L’emploi du « que » en tant que en tant qu’adverbe interrogatif au sens de « pourquoi » dans
« que ne disiez vous » et des impératifs « dites » accentuent cette impression de leçon, qui
ridiculise Acis. On a un deuxième décalage comique entre la banalité des sujets évoqués par
le narrateur comme la météo, le physique, et la complexité du langage d’Acis, ce qui dresse
une satire comique par antithèse entre les deux.
- Le tiret indique une prise de parole d’Acis, mais dont on prend connaissance, comme au
début du texte, sous la retranscription du narrateur. Elle est donnée sous forme d’objection
introduite par la conjonction de coordination « mais » et l’incise « répondez-
vous ». Réponse en deux temps : « Cela est bien uni et bien clair » : les adjectifs sont donc
péjoratifs pour Acis qui trouve qu’un propos simple n’est pas assez intéressant pour se faire
remarquer, pour se distinguer. La fausse question « et d’ailleurs qui ne pourrait pas en dire
autant ? » est extrêment révélatrice. Le but d’Acis est celui des courtisans, d’apparaître comme
supérieur, d’être différent des autres ; c’est une critique des précieux dont La Bruyère fait la
satire en rendant le précieux prétentieux et excessif au point de plus n’être compris du tout.
- Enfin, le narrateur par sa réponse pose un jugement et expose sa thèse au lecteur. La question
qu’il pose est une question rhétorique comme on le comprend par l’hyperbole ironique
« un si grand mal ». Il y a un chiasme avec « être entendu quand on parle » et « parler comme
tout le monde » qui associe les deux idées. La conversation s’achève puisque Acis ne dira plus
rien après, et le narrateur à le dernier mot.
- Le premier mouvement s’achève avec un dialogue à sens unique, une sorte de saynète où
l’auteur n’aura fait parler Acis qu’à partir de la ligne 6, où il s’exprime à travers le narrateur
qui la tourne en dérision.
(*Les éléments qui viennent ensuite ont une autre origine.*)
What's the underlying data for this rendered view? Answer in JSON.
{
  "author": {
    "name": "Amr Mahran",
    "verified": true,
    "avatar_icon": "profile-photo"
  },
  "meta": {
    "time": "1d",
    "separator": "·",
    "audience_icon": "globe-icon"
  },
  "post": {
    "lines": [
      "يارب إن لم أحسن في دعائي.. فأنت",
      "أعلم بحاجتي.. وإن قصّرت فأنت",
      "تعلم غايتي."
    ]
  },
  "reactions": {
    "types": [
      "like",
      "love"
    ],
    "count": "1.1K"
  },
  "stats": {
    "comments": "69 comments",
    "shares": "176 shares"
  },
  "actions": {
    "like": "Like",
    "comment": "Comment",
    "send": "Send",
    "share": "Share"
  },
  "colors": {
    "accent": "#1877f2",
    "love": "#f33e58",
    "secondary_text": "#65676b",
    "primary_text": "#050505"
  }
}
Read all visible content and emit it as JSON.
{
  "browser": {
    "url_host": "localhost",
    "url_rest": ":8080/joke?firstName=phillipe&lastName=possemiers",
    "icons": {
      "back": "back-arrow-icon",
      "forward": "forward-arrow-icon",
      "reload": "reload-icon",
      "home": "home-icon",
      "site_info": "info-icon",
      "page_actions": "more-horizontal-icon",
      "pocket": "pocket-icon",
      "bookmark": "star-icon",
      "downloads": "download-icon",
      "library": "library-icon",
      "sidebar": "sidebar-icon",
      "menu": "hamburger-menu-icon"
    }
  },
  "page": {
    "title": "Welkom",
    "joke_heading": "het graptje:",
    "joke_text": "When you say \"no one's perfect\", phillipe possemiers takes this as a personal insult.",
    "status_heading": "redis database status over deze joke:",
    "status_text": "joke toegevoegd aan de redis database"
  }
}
Acis est éloigné du gentilhomme classique qui doit suivre des
principes comme celui de Boileau énoncé en introduction : « Ce qui se conçoit bien s’énonce
clairement, et les mots pour le dire arrivent aisément ».
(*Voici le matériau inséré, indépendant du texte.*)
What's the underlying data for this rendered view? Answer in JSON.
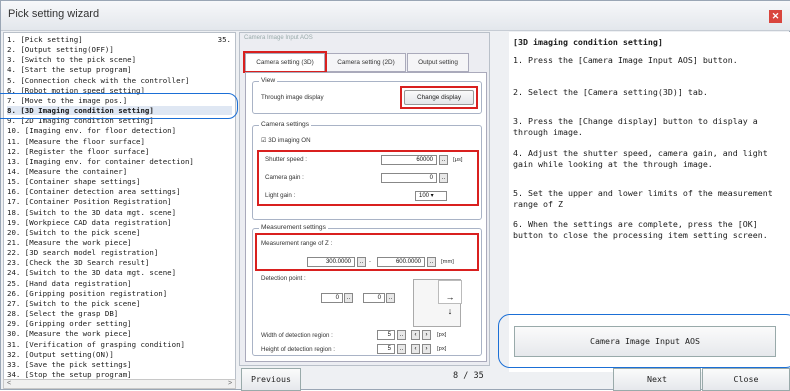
{
  "window": {
    "title": "Pick setting wizard",
    "close_icon": "close-icon"
  },
  "left_list": {
    "page_label": "35.",
    "items": [
      "1. [Pick setting]",
      "2. [Output setting(OFF)]",
      "3. [Switch to the pick scene]",
      "4. [Start the setup program]",
      "5. [Connection check with the controller]",
      "6. [Robot motion speed setting]",
      "7. [Move to the image pos.]",
      "8. [3D Imaging condition setting]",
      "9. [2D Imaging condition setting]",
      "10. [Imaging env. for floor detection]",
      "11. [Measure the floor surface]",
      "12. [Register the floor surface]",
      "13. [Imaging env. for container detection]",
      "14. [Measure the container]",
      "15. [Container shape settings]",
      "16. [Container detection area settings]",
      "17. [Container Position Registration]",
      "18. [Switch to the 3D data mgt. scene]",
      "19. [Workpiece CAD data registration]",
      "20. [Switch to the pick scene]",
      "21. [Measure the work piece]",
      "22. [3D search model registration]",
      "23. [Check the 3D Search result]",
      "24. [Switch to the 3D data mgt. scene]",
      "25. [Hand data registration]",
      "26. [Gripping position registration]",
      "27. [Switch to the pick scene]",
      "28. [Select the grasp DB]",
      "29. [Gripping order setting]",
      "30. [Measure the work piece]",
      "31. [Verification of grasping condition]",
      "32. [Output setting(ON)]",
      "33. [Save the pick settings]",
      "34. [Stop the setup program]"
    ],
    "selected_index": 7
  },
  "panel": {
    "title": "Camera Image Input AOS",
    "tabs": [
      "Camera setting (3D)",
      "Camera setting (2D)",
      "Output setting"
    ],
    "view_group": "View",
    "through_image_label": "Through image display",
    "change_display_button": "Change display",
    "camera_group": "Camera settings",
    "imaging_on_label": "3D imaging ON",
    "shutter_label": "Shutter speed :",
    "shutter_value": "60000",
    "shutter_unit": "[μs]",
    "gain_label": "Camera gain :",
    "gain_value": "0",
    "light_label": "Light gain :",
    "light_value": "100",
    "measurement_group": "Measurement settings",
    "range_label": "Measurement range of Z :",
    "range_min": "300.0000",
    "range_sep": "-",
    "range_max": "600.0000",
    "range_unit": "[mm]",
    "detection_label": "Detection point :",
    "det_x": "0",
    "det_y": "0",
    "width_label": "Width of detection region :",
    "width_value": "5",
    "height_label": "Height of detection region :",
    "height_value": "5",
    "px_unit": "[px]"
  },
  "instructions": {
    "heading": "[3D imaging condition setting]",
    "steps": [
      "1. Press the [Camera Image Input AOS] button.",
      "2. Select the [Camera setting(3D)] tab.",
      "3. Press the [Change display] button to display a through image.",
      "4. Adjust the shutter speed, camera gain, and light gain while looking at the through image.",
      "5. Set the upper and lower limits of the measurement range of Z",
      "6. When the settings are complete, press the [OK] button to close the processing item setting screen."
    ]
  },
  "buttons": {
    "camera_image_input": "Camera Image Input AOS",
    "previous": "Previous",
    "next": "Next",
    "close": "Close"
  },
  "counter": "8 / 35",
  "colors": {
    "highlight_red": "#d9201f",
    "highlight_blue": "#1b6fd6"
  }
}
En somme, La Bruyère dénonce une utilisation inutilement compliquée du langage et fait la satire des
précieux d’abord par le ridicule et anticlassique personnage d’Acis, qui peine à être compris. La
saynète vivante qui confronte le courtisan au moraliste laisse place à un dialogue ironique dans lequel
la parole est monopolisée par l’auteur, qui, par une multitude de procédés comiques, tourne en dérision
la mode de la préciosité, devenue ridicule à l’époque classique. La Bruyère dresse une satire acerbe de
ce courant qu’il attaque sans réserve dans le deuxième mouvement, par un exposé argumentatif visant
à dévoiler l’incohérence des propos d’Acis et les sentiments de suffisance qui les motivent, exposé
qu’il couronne, à la fin du texte, par une pointe ironique. Cette empreinte finale suppose que le
langage simple dénote plus d’esprit que le « pompeux galimatias » des « diseurs de Phébus », avec une
chute qui voit le triomphe intellectuel du moraliste qui défait le précieux sur son terrain du langage et
de l’esprit, dans une langue simple qui illustre bien l’esthétique classique de brièveté, de clarté et de
simplicité, et qui n’empêche pourtant pas l’esprit de briller. Antécédante, la pièce de Molière « Les
précieuses ridicules », représentée pour la première fois en 1659, dressait déjà la satire de la
préciosité : mais le génie de La Bruyère emploie le principe d’ironie ou de dissimulation, qui, à
l’inverse de la raillerie, à pour objectif selon Théophraste de « rendre l’homme raisonnable en
disposant les éléments du discours de manière que le lecteur constitue un sens, et non dans une morale
didactique ». Ce procédé est fréquemment utilisé à l’ère classique notamment par Nicolas Boileau
dans sa « Satire 6, Les embarras de Paris » ou encore par Montesquieu dans Lettres Persanes, à travers
la plume ironique du jeune persan Rica, et c’est ce qui justifiera la phrase de l’écrivain français André
Gide en 1926 qui qualfie les Caractères en ces termes : « Si claire est l’eau de ces bassins qu’il faut se
pencher longtemps au dessus pour en comprendre la profondeur ».